Canadian department store chain

Hart Stores Inc. is a mid-sized value-driven department store in Eastern Canada. It was founded in 1960 by Harry Hart, in Rosemère, Quebec. Hart Stores is based in the provinces of Quebec, New Brunswick, Ontario, Nova Scotia and Prince Edward Island. The head office used to be in the Montreal borough of Anjou but moved to Laval, Quebec, a northern suburb of Montreal, in early 2006.

The company operates 130 stores across Canada, branded as "Hart" and "Hart Home", primarily in smaller and suburban markets. Before running into financial difficulties in 2011, the chain had 92 stores under the Hart and Bargain Giant banners, extending as far east as Newfoundland.

The average store is approximately 2,000–5,000 m2. The company positions itself within the market as a niche marketer. The target customer is low-to-average income consumers. Hart's pricing strategy is to implement everyday low prices and a high/low strategy.

Hart sells multiple private labels, mostly acquired from their acquisitions of other retailers including Bentley and Stokes.

==Hartco==
The Hart clothing retail operation was one of several diverse retail and inside-sales businesses that operated under the Hart family umbrella. Computer retail and corporate IT services fell under their Hartco brands (managed independently from Hart Stores), included Metafore, Northwest Digital, CompuSmart, MicroAge and their original Compucentre chain of stores. The Telephone Booth/Cabine Téléphonique, a chain of stores that sells wired, cordless and cellular phones, was operated by Hartco until its purchase by Glentel.

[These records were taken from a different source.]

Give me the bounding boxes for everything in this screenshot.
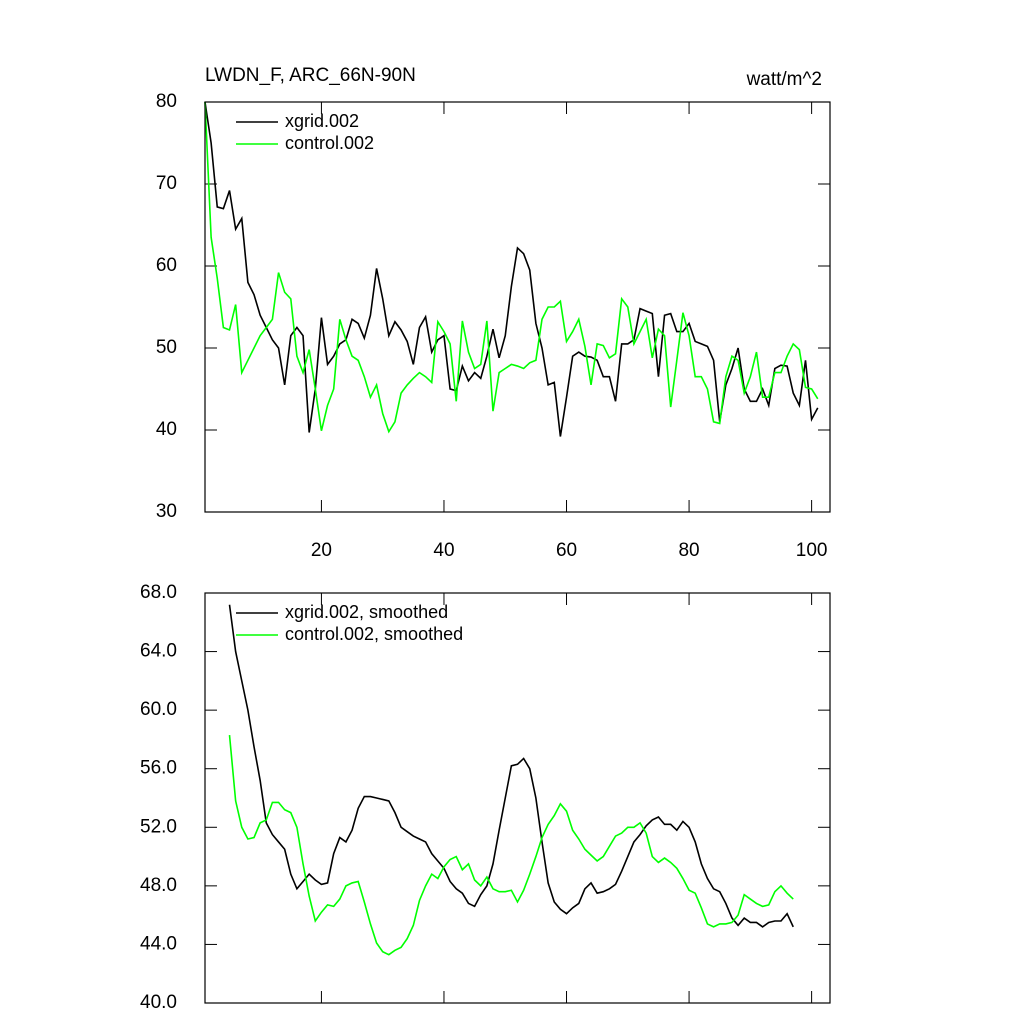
y-tick-label: 80 xyxy=(156,91,177,112)
legend-label: xgrid.002 xyxy=(285,111,359,131)
y-tick-label: 40 xyxy=(156,419,177,440)
y-tick-label: 30 xyxy=(156,501,177,522)
y-tick-label: 56.0 xyxy=(140,758,177,779)
series-line xyxy=(204,101,819,437)
x-tick-label: 40 xyxy=(433,540,454,561)
chart-title: LWDN_F, ARC_66N-90N xyxy=(205,65,416,86)
y-tick-label: 68.0 xyxy=(140,582,177,603)
units-label: watt/m^2 xyxy=(746,69,822,90)
y-tick-label: 60.0 xyxy=(140,699,177,720)
y-tick-label: 40.0 xyxy=(140,992,177,1013)
y-tick-label: 70 xyxy=(156,173,177,194)
plot-frame xyxy=(204,101,831,513)
y-tick-label: 50 xyxy=(156,337,177,358)
x-tick-label: 80 xyxy=(678,540,699,561)
y-tick-label: 44.0 xyxy=(140,933,177,954)
legend-label: xgrid.002, smoothed xyxy=(285,602,448,622)
x-tick-label: 100 xyxy=(796,540,828,561)
x-tick-label: 60 xyxy=(556,540,577,561)
y-tick-label: 52.0 xyxy=(140,816,177,837)
x-tick-label: 20 xyxy=(311,540,332,561)
series-line xyxy=(204,101,819,434)
y-tick-label: 64.0 xyxy=(140,641,177,662)
legend-label: control.002, smoothed xyxy=(285,624,463,644)
y-tick-label: 48.0 xyxy=(140,875,177,896)
series-line xyxy=(228,604,794,928)
plot-frame xyxy=(204,592,831,1004)
legend-label: control.002 xyxy=(285,133,374,153)
y-tick-label: 60 xyxy=(156,255,177,276)
series-line xyxy=(228,734,794,956)
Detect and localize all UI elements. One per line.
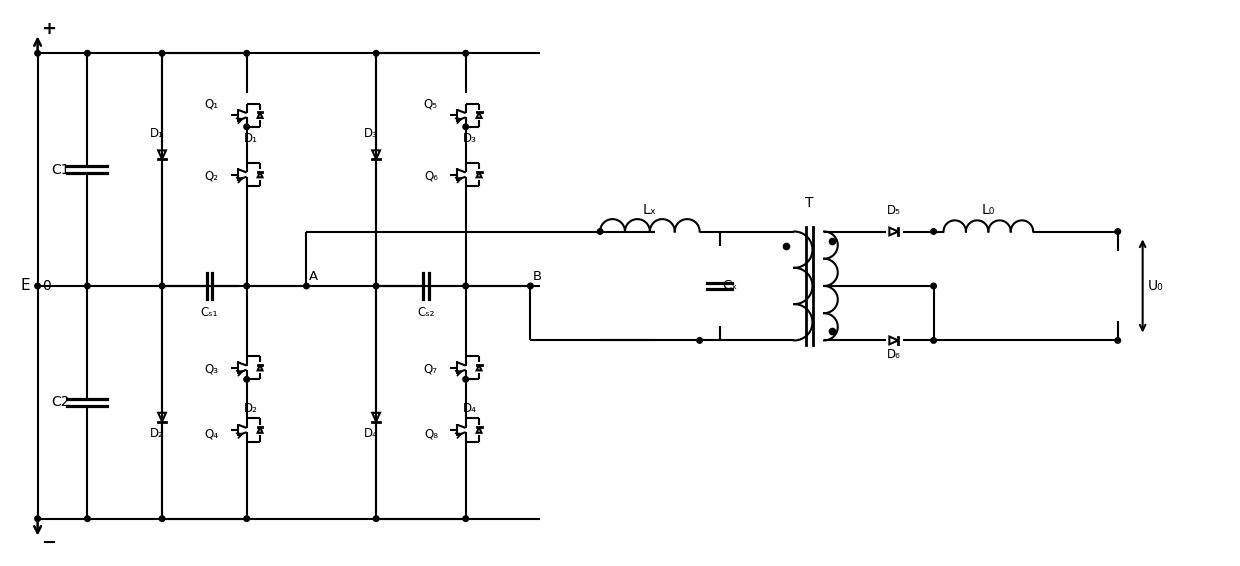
Text: D₄: D₄: [463, 402, 476, 415]
Text: A: A: [309, 270, 317, 283]
Circle shape: [1115, 229, 1121, 234]
Circle shape: [373, 516, 379, 521]
Circle shape: [463, 283, 469, 289]
Circle shape: [304, 283, 309, 289]
Text: 0: 0: [42, 279, 51, 293]
Text: Q₄: Q₄: [205, 428, 218, 441]
Text: +: +: [42, 19, 57, 37]
Circle shape: [159, 50, 165, 56]
Text: −: −: [42, 534, 57, 552]
Circle shape: [244, 50, 249, 56]
Circle shape: [159, 283, 165, 289]
Circle shape: [244, 376, 249, 382]
Text: D₄: D₄: [365, 427, 378, 440]
Circle shape: [931, 338, 936, 343]
Circle shape: [373, 50, 379, 56]
Text: D₁: D₁: [150, 127, 164, 140]
Circle shape: [1115, 338, 1121, 343]
Circle shape: [373, 283, 379, 289]
Text: Cₛ₁: Cₛ₁: [201, 306, 218, 319]
Text: T: T: [805, 196, 813, 210]
Text: Q₇: Q₇: [424, 363, 438, 376]
Circle shape: [35, 283, 41, 289]
Text: Cₓ: Cₓ: [723, 280, 738, 293]
Circle shape: [598, 229, 603, 234]
Circle shape: [35, 50, 41, 56]
Text: D₁: D₁: [244, 132, 258, 145]
Circle shape: [931, 229, 936, 234]
Text: D₆: D₆: [887, 348, 900, 361]
Circle shape: [463, 376, 469, 382]
Circle shape: [35, 516, 41, 521]
Text: Lₓ: Lₓ: [642, 203, 657, 217]
Text: Q₈: Q₈: [424, 428, 438, 441]
Text: D₃: D₃: [463, 132, 476, 145]
Text: C2: C2: [51, 395, 69, 409]
Text: D₃: D₃: [365, 127, 378, 140]
Text: D₂: D₂: [244, 402, 258, 415]
Text: D₅: D₅: [887, 204, 900, 217]
Text: Q₆: Q₆: [424, 170, 438, 182]
Circle shape: [463, 50, 469, 56]
Circle shape: [244, 516, 249, 521]
Text: Q₃: Q₃: [205, 363, 218, 376]
Text: B: B: [532, 270, 542, 283]
Text: E: E: [20, 278, 30, 293]
Circle shape: [84, 50, 91, 56]
Text: U₀: U₀: [1148, 279, 1163, 293]
Circle shape: [931, 283, 936, 289]
Text: C1: C1: [51, 162, 69, 177]
Circle shape: [244, 124, 249, 130]
Text: Q₅: Q₅: [424, 97, 438, 110]
Circle shape: [159, 516, 165, 521]
Circle shape: [84, 516, 91, 521]
Circle shape: [84, 283, 91, 289]
Circle shape: [697, 338, 702, 343]
Text: Cₛ₂: Cₛ₂: [417, 306, 434, 319]
Circle shape: [527, 283, 533, 289]
Circle shape: [463, 516, 469, 521]
Text: D₂: D₂: [150, 427, 164, 440]
Circle shape: [463, 124, 469, 130]
Text: Q₁: Q₁: [205, 97, 218, 110]
Text: Q₂: Q₂: [205, 170, 218, 182]
Text: L₀: L₀: [982, 203, 994, 217]
Circle shape: [244, 283, 249, 289]
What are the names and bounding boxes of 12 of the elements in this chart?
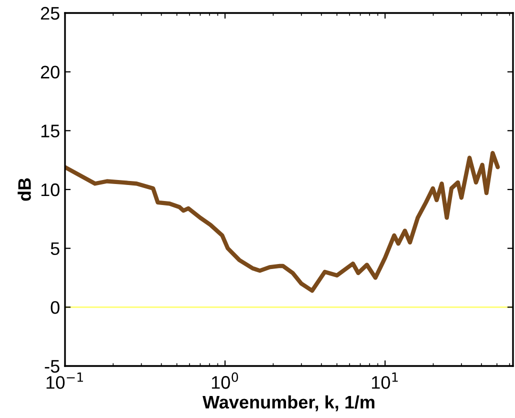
y-tick-label: 20 bbox=[40, 66, 60, 79]
y-axis-title: dB bbox=[18, 178, 31, 201]
x-tick-label: 10$^{0}$ bbox=[212, 372, 238, 389]
y-tick-label: 5 bbox=[50, 242, 60, 256]
x-tick-label: 10$^{−1}$ bbox=[46, 372, 83, 389]
x-tick-label: 10$^{1}$ bbox=[372, 372, 398, 389]
x-axis-title: Wavenumber, k, 1/m bbox=[202, 395, 374, 412]
y-tick-label: -5 bbox=[44, 360, 60, 373]
y-tick-label: 0 bbox=[50, 301, 60, 314]
y-tick-label: 10 bbox=[41, 183, 60, 196]
y-tick-label: 25 bbox=[40, 6, 60, 20]
y-tick-label: 15 bbox=[41, 124, 60, 138]
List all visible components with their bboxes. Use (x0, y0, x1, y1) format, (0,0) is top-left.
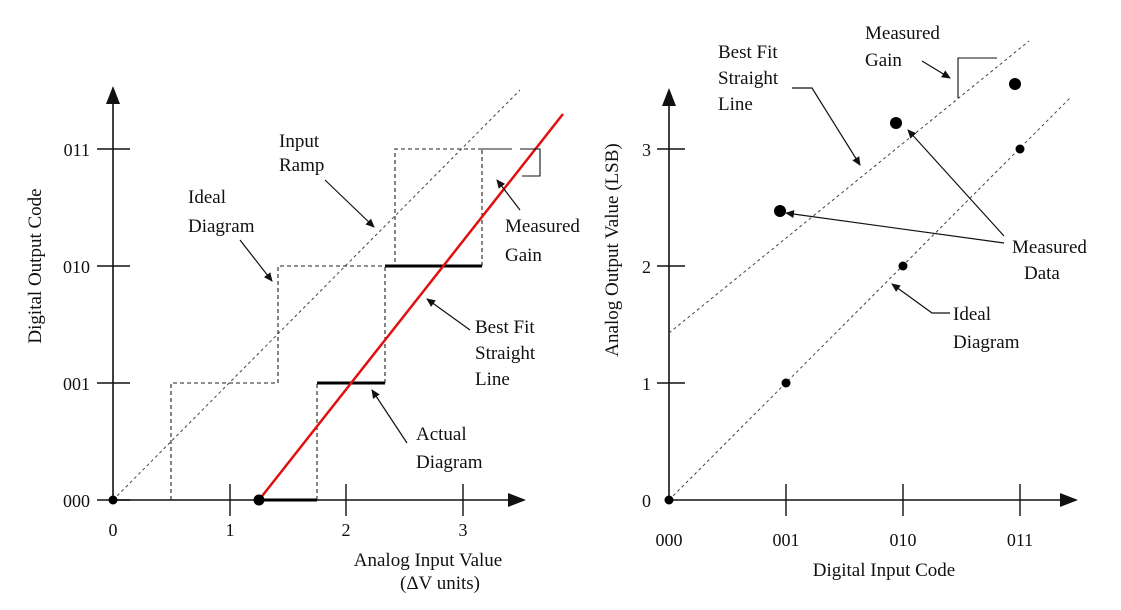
left-x-tick-label: 3 (459, 520, 468, 540)
left-y-tick-label: 001 (63, 374, 90, 394)
origin-dot (108, 495, 118, 505)
right-ideal-diagram-label: Diagram (953, 332, 1020, 353)
measured-data-point (1009, 78, 1021, 90)
left-x-axis-title: Analog Input Value (354, 550, 502, 571)
right-y-tick-label: 2 (642, 257, 651, 277)
actual-diagram-label: Actual (416, 424, 467, 445)
right-y-tick-label: 0 (642, 491, 651, 511)
right-y-axis-arrowhead (662, 88, 676, 106)
ideal-point (664, 495, 674, 505)
best-fit-dashed-line (668, 40, 1030, 334)
right-x-tick-label: 001 (773, 530, 800, 550)
right-measured-gain-bracket (957, 57, 997, 98)
right-x-axis-title: Digital Input Code (813, 560, 955, 581)
right-y-tick-label: 3 (642, 140, 651, 160)
right-best-fit-label: Best Fit (718, 42, 778, 63)
measured-gain-label: Measured (505, 216, 580, 237)
left-panel-adc: 000 001 010 011 0 1 2 3 Digital Output C… (25, 86, 580, 594)
measured-gain-bracket (520, 148, 541, 177)
input-ramp-line (112, 89, 521, 501)
ideal-diagram-label: Diagram (188, 216, 255, 237)
ideal-staircase (170, 148, 512, 500)
left-x-tick-label: 2 (342, 520, 351, 540)
best-fit-label: Straight (475, 343, 536, 364)
left-y-axis-title: Digital Output Code (25, 188, 46, 343)
right-y-tick-label: 1 (642, 374, 651, 394)
left-x-tick-label: 1 (226, 520, 235, 540)
right-best-fit-label: Straight (718, 68, 779, 89)
left-x-tick-label: 0 (109, 520, 118, 540)
input-ramp-label: Input (279, 131, 320, 152)
actual-start-dot (253, 494, 265, 506)
right-ideal-diagram-label: Ideal (953, 304, 991, 325)
best-fit-label: Line (475, 369, 510, 390)
measured-data-point (890, 117, 902, 129)
right-measured-gain-label: Gain (865, 50, 902, 71)
measured-data-label: Data (1024, 263, 1060, 284)
measured-data-label: Measured (1012, 237, 1087, 258)
best-fit-arrow (426, 298, 471, 331)
ideal-line (668, 96, 1072, 501)
ideal-diagram-label: Ideal (188, 187, 226, 208)
right-x-tick-label: 011 (1007, 530, 1033, 550)
ideal-point (1015, 144, 1025, 154)
right-x-axis-arrowhead (1060, 493, 1078, 507)
left-y-tick-label: 011 (64, 140, 90, 160)
left-y-axis-arrowhead (106, 86, 120, 104)
measured-gain-arrow (496, 179, 521, 211)
left-x-axis-subtitle: (ΔV units) (400, 573, 480, 594)
right-ideal-diagram-arrow (891, 283, 950, 314)
ideal-point (898, 261, 908, 271)
right-measured-gain-arrow (921, 60, 951, 79)
right-best-fit-arrow (792, 87, 861, 166)
ideal-point (781, 378, 791, 388)
measured-data-point (774, 205, 786, 217)
right-y-axis-title: Analog Output Value (LSB) (602, 143, 623, 356)
measured-data-arrow (785, 210, 1005, 244)
input-ramp-label: Ramp (279, 155, 324, 176)
ideal-diagram-arrow (239, 239, 273, 282)
right-measured-gain-label: Measured (865, 23, 940, 44)
left-y-tick-label: 010 (63, 257, 90, 277)
best-fit-label: Best Fit (475, 317, 535, 338)
actual-diagram-label: Diagram (416, 452, 483, 473)
right-best-fit-label: Line (718, 94, 753, 115)
input-ramp-arrow (324, 179, 375, 228)
best-fit-line (258, 113, 564, 501)
measured-data-arrow (907, 129, 1005, 237)
actual-diagram-arrow (371, 389, 408, 444)
left-x-axis-arrowhead (508, 493, 526, 507)
right-x-tick-label: 010 (890, 530, 917, 550)
left-y-tick-label: 000 (63, 491, 90, 511)
measured-gain-label: Gain (505, 245, 542, 266)
right-panel-dac: 0 1 2 3 000 001 010 011 Analog Output Va… (602, 23, 1087, 581)
right-x-tick-label: 000 (656, 530, 683, 550)
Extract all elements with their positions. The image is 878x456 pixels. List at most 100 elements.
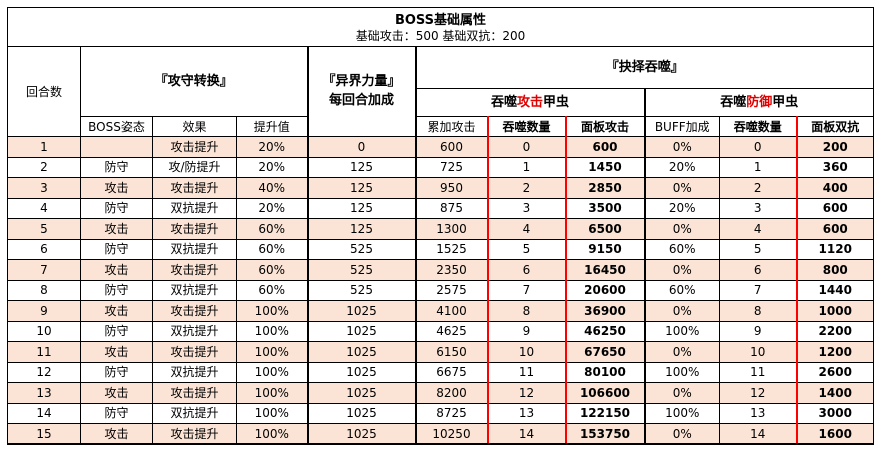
col-header-devour-count-def[interactable]: 吞噬数量 — [719, 116, 797, 137]
cell-buff-bonus[interactable]: 100% — [643, 320, 720, 342]
cell-round[interactable]: 9 — [7, 300, 81, 322]
cell-panel-defense[interactable]: 600 — [795, 197, 874, 219]
cell-round[interactable]: 2 — [7, 156, 81, 178]
cell-panel-attack[interactable]: 80100 — [564, 361, 645, 383]
cell-increase[interactable]: 60% — [236, 279, 308, 301]
cell-devour-count-def[interactable]: 7 — [719, 279, 797, 301]
cell-devour-count-def[interactable]: 10 — [719, 341, 797, 363]
cell-panel-attack[interactable]: 3500 — [564, 197, 645, 219]
cell-otherworld-power[interactable]: 125 — [306, 197, 417, 219]
cell-otherworld-power[interactable]: 1025 — [306, 361, 417, 383]
cell-effect[interactable]: 攻/防提升 — [152, 156, 237, 178]
cell-panel-attack[interactable]: 9150 — [564, 238, 645, 260]
col-header-buff-bonus[interactable]: BUFF加成 — [643, 116, 720, 137]
cell-devour-count-atk[interactable]: 2 — [486, 177, 566, 199]
cell-panel-defense[interactable]: 600 — [795, 218, 874, 240]
cell-panel-defense[interactable]: 200 — [795, 136, 874, 158]
cell-increase[interactable]: 60% — [236, 218, 308, 240]
cell-devour-count-def[interactable]: 13 — [719, 402, 797, 424]
cell-cum-attack[interactable]: 1300 — [415, 218, 488, 240]
cell-devour-count-atk[interactable]: 3 — [486, 197, 566, 219]
cell-devour-count-atk[interactable]: 6 — [486, 259, 566, 281]
cell-buff-bonus[interactable]: 100% — [643, 402, 720, 424]
cell-devour-count-def[interactable]: 5 — [719, 238, 797, 260]
cell-cum-attack[interactable]: 875 — [415, 197, 488, 219]
header-devour-attack-beetle[interactable]: 吞噬攻击甲虫 — [415, 88, 645, 117]
cell-devour-count-def[interactable]: 0 — [719, 136, 797, 158]
cell-effect[interactable]: 攻击提升 — [152, 382, 237, 404]
cell-cum-attack[interactable]: 600 — [415, 136, 488, 158]
cell-effect[interactable]: 攻击提升 — [152, 423, 237, 445]
cell-buff-bonus[interactable]: 0% — [643, 341, 720, 363]
cell-increase[interactable]: 100% — [236, 382, 308, 404]
cell-devour-count-atk[interactable]: 1 — [486, 156, 566, 178]
cell-boss-stance[interactable]: 攻击 — [80, 300, 153, 322]
cell-panel-attack[interactable]: 2850 — [564, 177, 645, 199]
cell-increase[interactable]: 40% — [236, 177, 308, 199]
cell-panel-attack[interactable]: 67650 — [564, 341, 645, 363]
cell-panel-defense[interactable]: 1400 — [795, 382, 874, 404]
cell-panel-defense[interactable]: 2600 — [795, 361, 874, 383]
cell-devour-count-atk[interactable]: 8 — [486, 300, 566, 322]
cell-boss-stance[interactable]: 攻击 — [80, 423, 153, 445]
cell-increase[interactable]: 20% — [236, 136, 308, 158]
cell-devour-count-atk[interactable]: 12 — [486, 382, 566, 404]
cell-round[interactable]: 8 — [7, 279, 81, 301]
title-cell[interactable]: BOSS基础属性 基础攻击：500 基础双抗：200 — [7, 7, 874, 47]
cell-round[interactable]: 11 — [7, 341, 81, 363]
cell-boss-stance[interactable]: 防守 — [80, 320, 153, 342]
cell-devour-count-def[interactable]: 9 — [719, 320, 797, 342]
cell-round[interactable]: 13 — [7, 382, 81, 404]
cell-buff-bonus[interactable]: 0% — [643, 218, 720, 240]
cell-otherworld-power[interactable]: 1025 — [306, 300, 417, 322]
cell-otherworld-power[interactable]: 125 — [306, 177, 417, 199]
cell-effect[interactable]: 双抗提升 — [152, 238, 237, 260]
cell-devour-count-atk[interactable]: 10 — [486, 341, 566, 363]
header-devour-group[interactable]: 『抉择吞噬』 — [415, 46, 874, 89]
cell-boss-stance[interactable]: 防守 — [80, 238, 153, 260]
cell-panel-attack[interactable]: 600 — [564, 136, 645, 158]
cell-effect[interactable]: 双抗提升 — [152, 361, 237, 383]
cell-effect[interactable]: 攻击提升 — [152, 259, 237, 281]
col-header-increase[interactable]: 提升值 — [236, 116, 308, 137]
cell-panel-attack[interactable]: 6500 — [564, 218, 645, 240]
cell-buff-bonus[interactable]: 20% — [643, 197, 720, 219]
cell-panel-defense[interactable]: 400 — [795, 177, 874, 199]
cell-round[interactable]: 4 — [7, 197, 81, 219]
cell-otherworld-power[interactable]: 525 — [306, 259, 417, 281]
cell-effect[interactable]: 攻击提升 — [152, 136, 237, 158]
col-header-panel-defense[interactable]: 面板双抗 — [795, 116, 874, 137]
cell-panel-defense[interactable]: 1600 — [795, 423, 874, 445]
cell-otherworld-power[interactable]: 1025 — [306, 320, 417, 342]
cell-boss-stance[interactable]: 防守 — [80, 156, 153, 178]
cell-cum-attack[interactable]: 6150 — [415, 341, 488, 363]
cell-panel-defense[interactable]: 1440 — [795, 279, 874, 301]
cell-otherworld-power[interactable]: 1025 — [306, 382, 417, 404]
cell-panel-attack[interactable]: 122150 — [564, 402, 645, 424]
cell-buff-bonus[interactable]: 0% — [643, 177, 720, 199]
cell-panel-attack[interactable]: 153750 — [564, 423, 645, 445]
cell-devour-count-def[interactable]: 2 — [719, 177, 797, 199]
cell-devour-count-def[interactable]: 4 — [719, 218, 797, 240]
col-header-boss-stance[interactable]: BOSS姿态 — [80, 116, 153, 137]
cell-otherworld-power[interactable]: 525 — [306, 238, 417, 260]
cell-panel-attack[interactable]: 106600 — [564, 382, 645, 404]
cell-round[interactable]: 6 — [7, 238, 81, 260]
cell-otherworld-power[interactable]: 1025 — [306, 402, 417, 424]
cell-cum-attack[interactable]: 2350 — [415, 259, 488, 281]
col-header-panel-attack[interactable]: 面板攻击 — [564, 116, 645, 137]
cell-panel-defense[interactable]: 360 — [795, 156, 874, 178]
cell-effect[interactable]: 攻击提升 — [152, 341, 237, 363]
cell-devour-count-atk[interactable]: 4 — [486, 218, 566, 240]
cell-round[interactable]: 5 — [7, 218, 81, 240]
cell-buff-bonus[interactable]: 0% — [643, 423, 720, 445]
cell-devour-count-def[interactable]: 11 — [719, 361, 797, 383]
cell-panel-defense[interactable]: 3000 — [795, 402, 874, 424]
cell-increase[interactable]: 60% — [236, 259, 308, 281]
cell-otherworld-power[interactable]: 1025 — [306, 423, 417, 445]
cell-increase[interactable]: 100% — [236, 402, 308, 424]
cell-cum-attack[interactable]: 2575 — [415, 279, 488, 301]
cell-effect[interactable]: 双抗提升 — [152, 197, 237, 219]
cell-cum-attack[interactable]: 4625 — [415, 320, 488, 342]
cell-devour-count-def[interactable]: 12 — [719, 382, 797, 404]
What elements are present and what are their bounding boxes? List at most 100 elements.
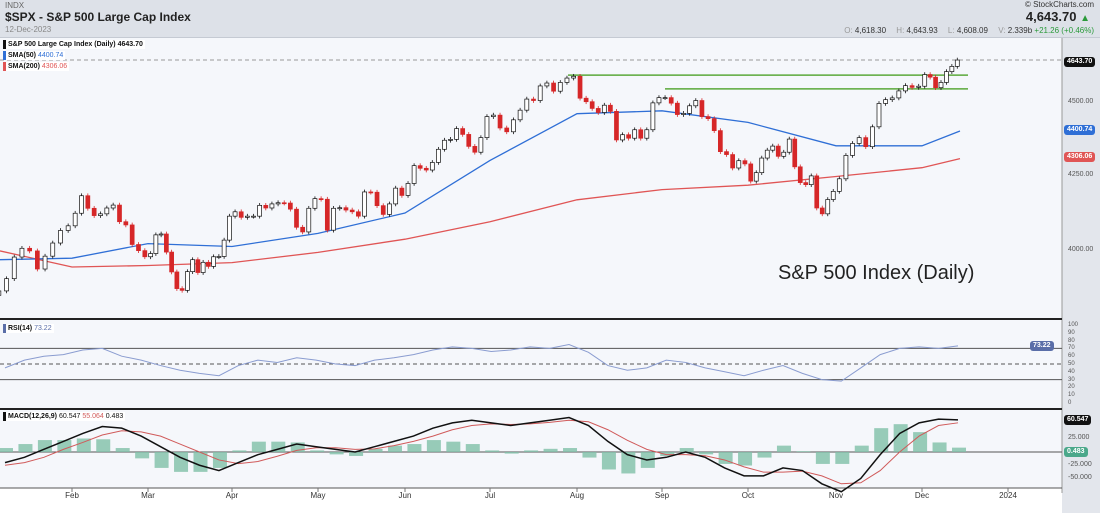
signal-line	[4, 419, 959, 485]
candle-body	[944, 71, 949, 83]
candle-body	[227, 215, 232, 241]
volume-label: V:	[998, 26, 1006, 35]
candle-body	[324, 198, 330, 231]
candle-body	[484, 116, 490, 138]
candle-body	[50, 242, 56, 257]
candle-body	[730, 154, 735, 169]
candle-body	[164, 233, 169, 253]
macd-histogram-bar	[446, 441, 461, 452]
x-tick-label: May	[310, 491, 326, 500]
candle-body	[399, 187, 405, 196]
candle-body	[889, 97, 895, 101]
macd-tick-label: 25.000	[1068, 434, 1090, 441]
candle-body	[863, 137, 869, 148]
candle-body	[436, 148, 441, 163]
rsi-tick-label: 70	[1068, 345, 1075, 352]
macd-histogram-bar	[407, 444, 422, 452]
candle-body	[417, 165, 423, 169]
candle-body	[263, 205, 269, 209]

During the annual shareholders meeting held on June 15, 2000, the shareholders approved a plan of arrangement to distribute its wholly owned subsidiaries of computer and IT services to the company's common shareholders. The arrangement resulted in the formation of a separate publicly traded company operating under Hartco Inc.. The department store division operated as Hart Stores and was listed on the Toronto Stock Exchange.

In fiscal 2006 the company reported net profits of $7.0 million.

==Bankruptcy reorganisation==
In August 2011, Hart Stores company had run into financial difficulties, and was granted bankruptcy protection under the Companies' Creditors Arrangement Act in Canadian law. The court appointed receiver was RSM Richter Inc., also in August 2011. the Company announced the return of Robert Farah as Chief Operating Officer.

In October 2011, Hart Stores announced the liquidation of 32 stores of the company's 92 Canadian stores and appointed Tiger Capital Group LLC as the liquidator to conduct the liquidation sales at the 32 closing stores.

Hart filed its bankruptcy through the Quebec Superior Court (Commercial Division) in the District of Montreal. The court-appointed monitor of this case was granted to Richter Advisory Group Inc.

Eight of the former Newfoundland Bargain Giant locations were converted in 2012 to Rossy stores.

==Private acquisition==
In 2015, Hart Stores were bought by Paul Nassar who became the new president of the company.

Since its acquisition, Hart has purchased multiple other retailers including Bentley (luggage retailer), Korvette (discount store), and Stokes/Think Kitchen (kitchen and housewares retailer).